Step 1: Choose Graph> Histogram.

Step 2: Choose Simple, and then click OK. 

Step 3: In Graph variables, enter the corresponding column of Consumption  and click OK.

Construct a stem-and-leaf by using MINITAB.

MINITAB procedure:

Step 1: Select Graph > Stem and leaf.

Step 2: Select the column of variables in Graph variables and click OK.

Check whether last year's mean beef consumption is less than the 2011 mean of 57.5 lb.

State the null and alternative hypothesis:

Null hypothesis:

$H_0: \mu =57.5 \mathrm{lb}$

That is, the mean beef consumption is not less than the 2011 mean of 57.5 Ib.

Alternative hypothesis:

$H_a: \mu <57.5 \mathrm{lb}$

That is, the mean beef consumption is less than the 2011 mean of 57.5 lb.

Here, the significance level is, $\alpha =0.05.$

MINITAB procedure:

Step 1: Choose Stat > Basic Statistics > 1-Sample Z

Step 2: In Samples in Column, enter the column of Consumption.

Step 3: In Perform hypothesis test, enter the test mean as 57.5.

Step 4: Check Options, enter Confidence level as 95.

Step 5: Choose less than in alternative and click OK in all dialogue boxes.

From MINITAB output, the value of test statistic is $\boxed{-1.87}$and the p-value is $\boxed{0.034}$.

Rejection rule:

If $P\le \alpha$, then reject the null hypothesis.

Here, the P-value is 0.034 which is less than the level of significance. That is,

$P(=0.034)<\alpha (=0.05).$

Therefore, the null hypothesis is rejected at 5% level.

Thus, it can be conclude that the test results are statistically significant at 5% level of significance.

The data provide sufficient evidence to conclude that the mean beef consumption is less then the 2011 mean of 57.5 lb. at 5% level.

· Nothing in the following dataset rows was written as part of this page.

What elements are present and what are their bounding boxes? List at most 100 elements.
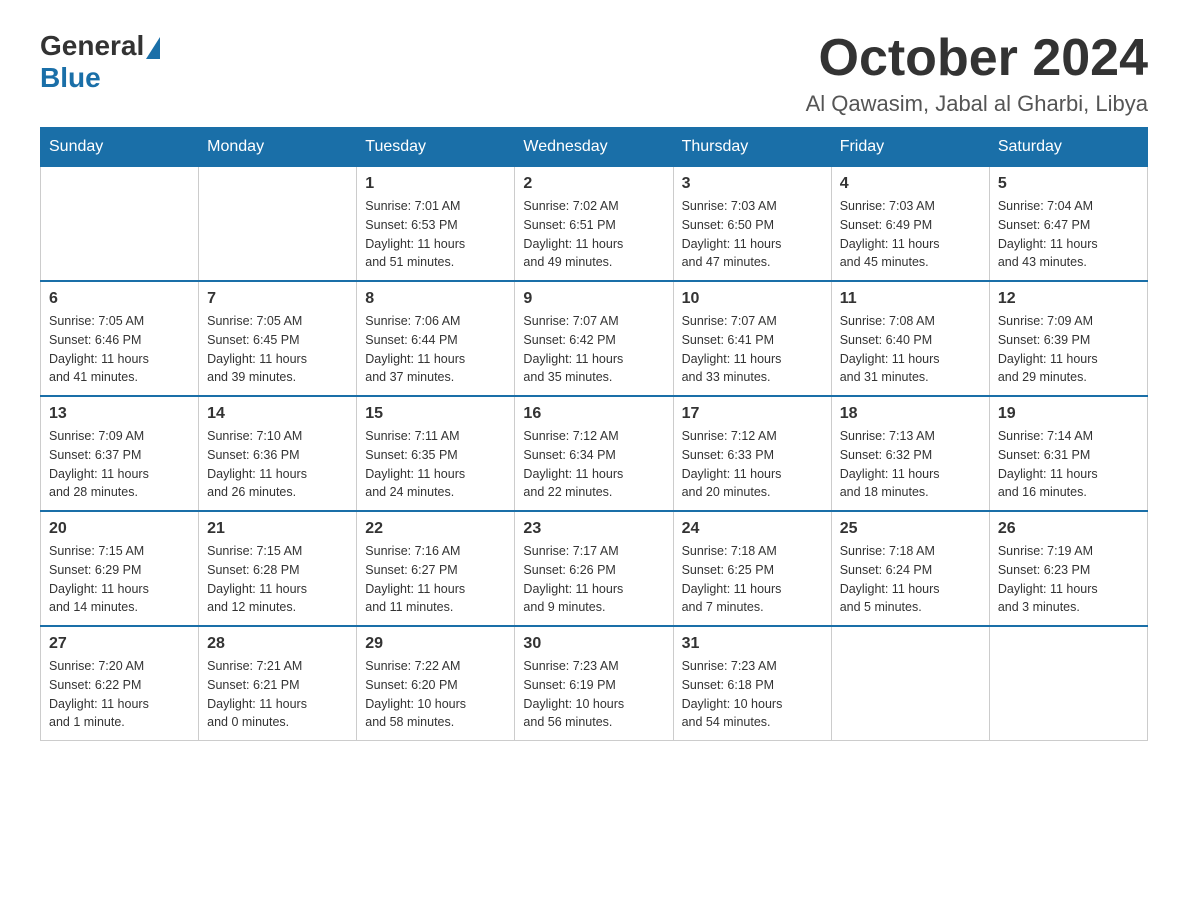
day-number: 8 — [365, 290, 506, 308]
page-header: General Blue October 2024 Al Qawasim, Ja… — [40, 30, 1148, 117]
calendar-day-cell: 10Sunrise: 7:07 AM Sunset: 6:41 PM Dayli… — [673, 281, 831, 396]
logo-triangle-icon — [146, 37, 160, 59]
day-info: Sunrise: 7:22 AM Sunset: 6:20 PM Dayligh… — [365, 657, 506, 732]
day-info: Sunrise: 7:13 AM Sunset: 6:32 PM Dayligh… — [840, 427, 981, 502]
day-number: 11 — [840, 290, 981, 308]
calendar-day-header-saturday: Saturday — [989, 128, 1147, 167]
logo-general-text: General — [40, 30, 144, 62]
calendar-day-cell: 14 Sunrise: 7:10 AM Sunset: 6:36 PM Dayli… — [199, 396, 357, 511]
calendar-day-header-monday: Monday — [199, 128, 357, 167]
day-number: 18 — [840, 405, 981, 423]
day-number: 29 — [365, 635, 506, 653]
day-number: 31 — [682, 635, 823, 653]
day-number: 17 — [682, 405, 823, 423]
day-number: 12 — [998, 290, 1139, 308]
day-number: 30 — [523, 635, 664, 653]
day-info: Sunrise: 7:01 AM Sunset: 6:53 PM Dayligh… — [365, 197, 506, 272]
calendar-day-cell: 9Sunrise: 7:07 AM Sunset: 6:42 PM Daylig… — [515, 281, 673, 396]
day-number: 26 — [998, 520, 1139, 538]
calendar-day-cell: 21 Sunrise: 7:15 AM Sunset: 6:28 PM Dayli… — [199, 511, 357, 626]
day-info: Sunrise: 7:07 AM Sunset: 6:41 PM Dayligh… — [682, 312, 823, 387]
calendar-day-header-tuesday: Tuesday — [357, 128, 515, 167]
calendar-day-cell: 3 Sunrise: 7:03 AM Sunset: 6:50 PM Daylig… — [673, 167, 831, 282]
day-info: Sunrise: 7:19 AM Sunset: 6:23 PM Dayligh… — [998, 542, 1139, 617]
logo-blue-text: Blue — [40, 62, 160, 94]
day-number: 4 — [840, 175, 981, 193]
calendar-day-cell — [989, 626, 1147, 741]
day-info: Sunrise: 7:15 AM Sunset: 6:28 PM Dayligh… — [207, 542, 348, 617]
day-info: Sunrise: 7:15 AM Sunset: 6:29 PM Dayligh… — [49, 542, 190, 617]
day-info: Sunrise: 7:18 AM Sunset: 6:24 PM Dayligh… — [840, 542, 981, 617]
day-info: Sunrise: 7:09 AM Sunset: 6:39 PM Dayligh… — [998, 312, 1139, 387]
calendar-day-cell: 15Sunrise: 7:11 AM Sunset: 6:35 PM Dayli… — [357, 396, 515, 511]
calendar-day-cell: 17 Sunrise: 7:12 AM Sunset: 6:33 PM Dayli… — [673, 396, 831, 511]
calendar-day-cell: 29 Sunrise: 7:22 AM Sunset: 6:20 PM Dayli… — [357, 626, 515, 741]
day-info: Sunrise: 7:04 AM Sunset: 6:47 PM Dayligh… — [998, 197, 1139, 272]
day-number: 5 — [998, 175, 1139, 193]
day-number: 3 — [682, 175, 823, 193]
day-info: Sunrise: 7:05 AM Sunset: 6:45 PM Dayligh… — [207, 312, 348, 387]
day-number: 14 — [207, 405, 348, 423]
day-info: Sunrise: 7:23 AM Sunset: 6:18 PM Dayligh… — [682, 657, 823, 732]
day-info: Sunrise: 7:21 AM Sunset: 6:21 PM Dayligh… — [207, 657, 348, 732]
calendar-day-cell: 31 Sunrise: 7:23 AM Sunset: 6:18 PM Dayli… — [673, 626, 831, 741]
day-info: Sunrise: 7:14 AM Sunset: 6:31 PM Dayligh… — [998, 427, 1139, 502]
day-number: 7 — [207, 290, 348, 308]
day-number: 28 — [207, 635, 348, 653]
day-number: 27 — [49, 635, 190, 653]
day-info: Sunrise: 7:05 AM Sunset: 6:46 PM Dayligh… — [49, 312, 190, 387]
day-info: Sunrise: 7:08 AM Sunset: 6:40 PM Dayligh… — [840, 312, 981, 387]
day-info: Sunrise: 7:20 AM Sunset: 6:22 PM Dayligh… — [49, 657, 190, 732]
calendar-day-cell — [199, 167, 357, 282]
calendar-day-cell — [41, 167, 199, 282]
day-number: 15 — [365, 405, 506, 423]
calendar-day-cell: 22Sunrise: 7:16 AM Sunset: 6:27 PM Dayli… — [357, 511, 515, 626]
day-number: 25 — [840, 520, 981, 538]
logo: General Blue — [40, 30, 160, 94]
day-info: Sunrise: 7:10 AM Sunset: 6:36 PM Dayligh… — [207, 427, 348, 502]
calendar-day-cell: 16Sunrise: 7:12 AM Sunset: 6:34 PM Dayli… — [515, 396, 673, 511]
day-info: Sunrise: 7:09 AM Sunset: 6:37 PM Dayligh… — [49, 427, 190, 502]
day-number: 2 — [523, 175, 664, 193]
day-number: 9 — [523, 290, 664, 308]
calendar-day-cell: 28 Sunrise: 7:21 AM Sunset: 6:21 PM Dayli… — [199, 626, 357, 741]
calendar-day-cell: 27 Sunrise: 7:20 AM Sunset: 6:22 PM Dayli… — [41, 626, 199, 741]
calendar-day-cell: 26 Sunrise: 7:19 AM Sunset: 6:23 PM Dayli… — [989, 511, 1147, 626]
calendar-day-cell: 5 Sunrise: 7:04 AM Sunset: 6:47 PM Daylig… — [989, 167, 1147, 282]
month-title: October 2024 — [806, 30, 1148, 87]
location-title: Al Qawasim, Jabal al Gharbi, Libya — [806, 91, 1148, 117]
calendar-week-row: 27 Sunrise: 7:20 AM Sunset: 6:22 PM Dayli… — [41, 626, 1148, 741]
day-number: 13 — [49, 405, 190, 423]
day-info: Sunrise: 7:17 AM Sunset: 6:26 PM Dayligh… — [523, 542, 664, 617]
day-info: Sunrise: 7:18 AM Sunset: 6:25 PM Dayligh… — [682, 542, 823, 617]
calendar-week-row: 6 Sunrise: 7:05 AM Sunset: 6:46 PM Daylig… — [41, 281, 1148, 396]
day-number: 21 — [207, 520, 348, 538]
calendar-day-cell: 4 Sunrise: 7:03 AM Sunset: 6:49 PM Daylig… — [831, 167, 989, 282]
calendar-header-row: SundayMondayTuesdayWednesdayThursdayFrid… — [41, 128, 1148, 167]
day-info: Sunrise: 7:12 AM Sunset: 6:34 PM Dayligh… — [523, 427, 664, 502]
day-info: Sunrise: 7:03 AM Sunset: 6:50 PM Dayligh… — [682, 197, 823, 272]
day-number: 19 — [998, 405, 1139, 423]
calendar-day-cell: 7 Sunrise: 7:05 AM Sunset: 6:45 PM Daylig… — [199, 281, 357, 396]
calendar-day-cell: 23 Sunrise: 7:17 AM Sunset: 6:26 PM Dayli… — [515, 511, 673, 626]
day-info: Sunrise: 7:03 AM Sunset: 6:49 PM Dayligh… — [840, 197, 981, 272]
day-number: 6 — [49, 290, 190, 308]
calendar-day-cell: 6 Sunrise: 7:05 AM Sunset: 6:46 PM Daylig… — [41, 281, 199, 396]
day-number: 1 — [365, 175, 506, 193]
day-info: Sunrise: 7:06 AM Sunset: 6:44 PM Dayligh… — [365, 312, 506, 387]
calendar-day-header-thursday: Thursday — [673, 128, 831, 167]
calendar-day-cell: 18 Sunrise: 7:13 AM Sunset: 6:32 PM Dayli… — [831, 396, 989, 511]
calendar-day-cell: 24 Sunrise: 7:18 AM Sunset: 6:25 PM Dayli… — [673, 511, 831, 626]
calendar-week-row: 20Sunrise: 7:15 AM Sunset: 6:29 PM Dayli… — [41, 511, 1148, 626]
calendar-day-header-wednesday: Wednesday — [515, 128, 673, 167]
calendar-day-header-sunday: Sunday — [41, 128, 199, 167]
calendar-day-cell: 11 Sunrise: 7:08 AM Sunset: 6:40 PM Dayli… — [831, 281, 989, 396]
day-number: 24 — [682, 520, 823, 538]
day-info: Sunrise: 7:02 AM Sunset: 6:51 PM Dayligh… — [523, 197, 664, 272]
day-number: 23 — [523, 520, 664, 538]
calendar-day-cell: 19 Sunrise: 7:14 AM Sunset: 6:31 PM Dayli… — [989, 396, 1147, 511]
day-info: Sunrise: 7:12 AM Sunset: 6:33 PM Dayligh… — [682, 427, 823, 502]
calendar-day-cell: 2 Sunrise: 7:02 AM Sunset: 6:51 PM Daylig… — [515, 167, 673, 282]
calendar-day-cell: 25 Sunrise: 7:18 AM Sunset: 6:24 PM Dayli… — [831, 511, 989, 626]
calendar-day-cell: 30Sunrise: 7:23 AM Sunset: 6:19 PM Dayli… — [515, 626, 673, 741]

Remove the outliers and repeat the hypotheses test.

Obtain the test statistic and p-value by using MINITAB.

MINITAB procedure:

Step 1: Choose Stat > Basic Statistics > 1-Sample Z.

Step 2: In Samples in Column, enter the column of Consumption.

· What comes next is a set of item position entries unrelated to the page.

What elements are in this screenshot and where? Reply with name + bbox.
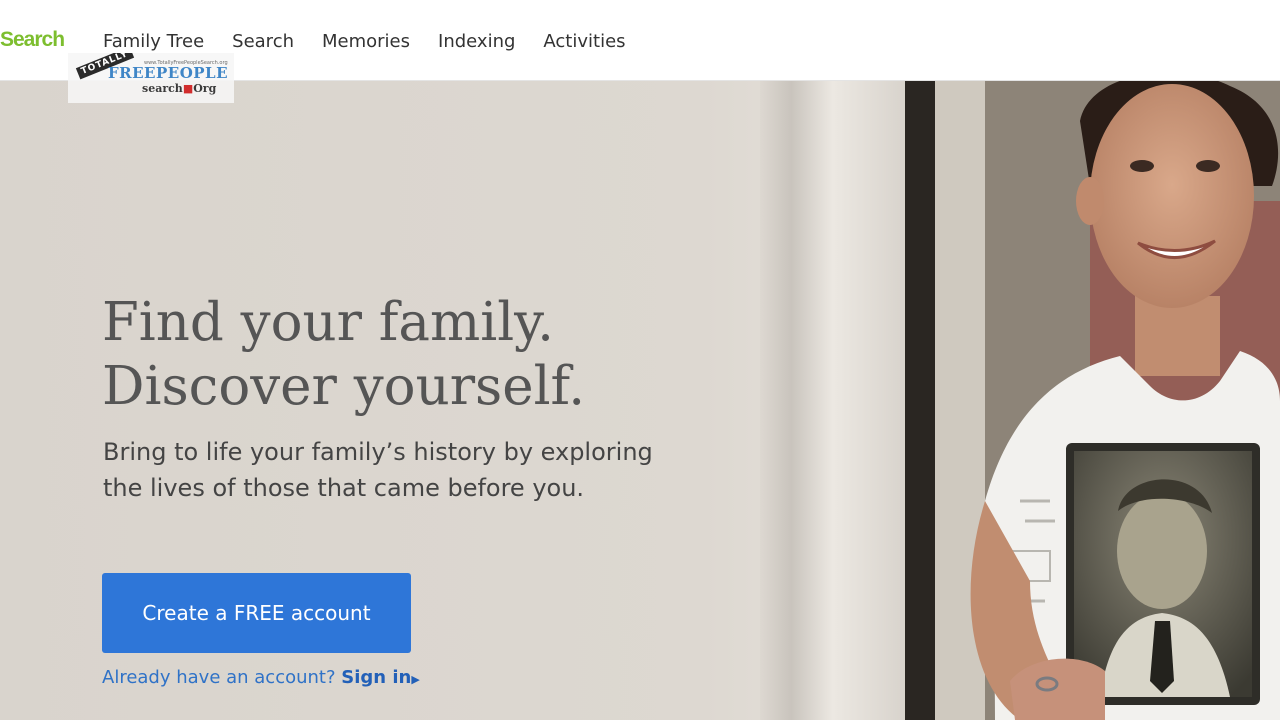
signin-prompt-row: Already have an account? Sign in▶ xyxy=(102,667,420,688)
headline-line-1: Find your family. xyxy=(102,292,554,353)
main-nav: Family Tree Search Memories Indexing Act… xyxy=(103,31,654,52)
signin-link-label: Sign in xyxy=(341,667,412,688)
watermark-sub: search xyxy=(142,82,183,95)
nav-item-memories[interactable]: Memories xyxy=(322,31,410,52)
brand-logo[interactable]: Search xyxy=(0,28,65,52)
watermark-dot-icon: ■ xyxy=(182,82,194,95)
nav-item-indexing[interactable]: Indexing xyxy=(438,31,515,52)
headline-line-2: Discover yourself. xyxy=(102,356,586,417)
nav-item-family-tree[interactable]: Family Tree xyxy=(103,31,204,52)
nav-item-activities[interactable]: Activities xyxy=(543,31,625,52)
watermark-logo: TOTALLY www.TotallyFreePeopleSearch.org … xyxy=(68,53,234,103)
chevron-right-icon: ▶ xyxy=(411,673,420,686)
hero-subheading: Bring to life your family’s history by e… xyxy=(103,438,653,502)
hero-photo xyxy=(760,81,1280,720)
hero-headline: Find your family. Discover yourself. xyxy=(102,291,585,419)
watermark-sub-suffix: Org xyxy=(193,82,217,95)
signin-prompt-text: Already have an account? xyxy=(102,667,336,688)
create-free-account-button[interactable]: Create a FREE account xyxy=(102,573,411,653)
watermark-name: FREEPEOPLE xyxy=(108,64,229,82)
signin-link[interactable]: Sign in▶ xyxy=(341,667,420,688)
watermark-subtitle: search■Org xyxy=(142,82,216,95)
hero-section: Find your family. Discover yourself. Bri… xyxy=(0,81,1280,720)
nav-item-search[interactable]: Search xyxy=(232,31,294,52)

Step 3: In Perform hypothesis test, enter the test mean as 57.5.

Step 4: Check Options, enter Confidence level as 95.

Step 5: Choose less than in alternative and click OK in all dialogue boxes.

From MINITAB output, the value of test statistic is $\boxed{-0.21}$ and the p-value is $\boxed{0.417}$.

Rejection rule:

If $P\le \alpha$. then reject the null hypothesis.

Here, the P-value is 0.417 which is greater than the level of significance. 

That is, $P(=0.417)>\alpha (=0.05)$. Therefore, the null hypothesis is not rejected at 5% level.

Thus, it can be conclude that the test results are not statistically significant at 5% level of

significance.

Interpretation:

The data do not provide sufficient evidence to conclude that the mean beef consumption is less

than the 2011 mean of 57.5 lb. at 5% level.

From part b., the mean beef consumption is less than the 2011 mean of 57.5 lb. because the null hypothesis is rejected.

From part c., the mean beef consumption is not less than the 2011 mean of 57.5 lb. because the

null hypothesis is not rejected.

Thus, both results are not similar.

Explanation:

Here, the outliers are larger effect on the hypothesis test result.

If the outliers are not removed from the data, then the result of the hypothesis test produce valid conclusions regarding the population. Moreover, the distribution of the data is skewed to left.

If the outliers are removed from the data, then the result of the hypothesis test does not produce valid conclusions regarding the population. Moreover, the distribution of the data is roughly symmetric

Nonparametric test:

Nonparametric test is used to test the population parameters when the variable is not normally

distributed.

In this situation, the nonparametric test is more suitable when compared to one mean t-test.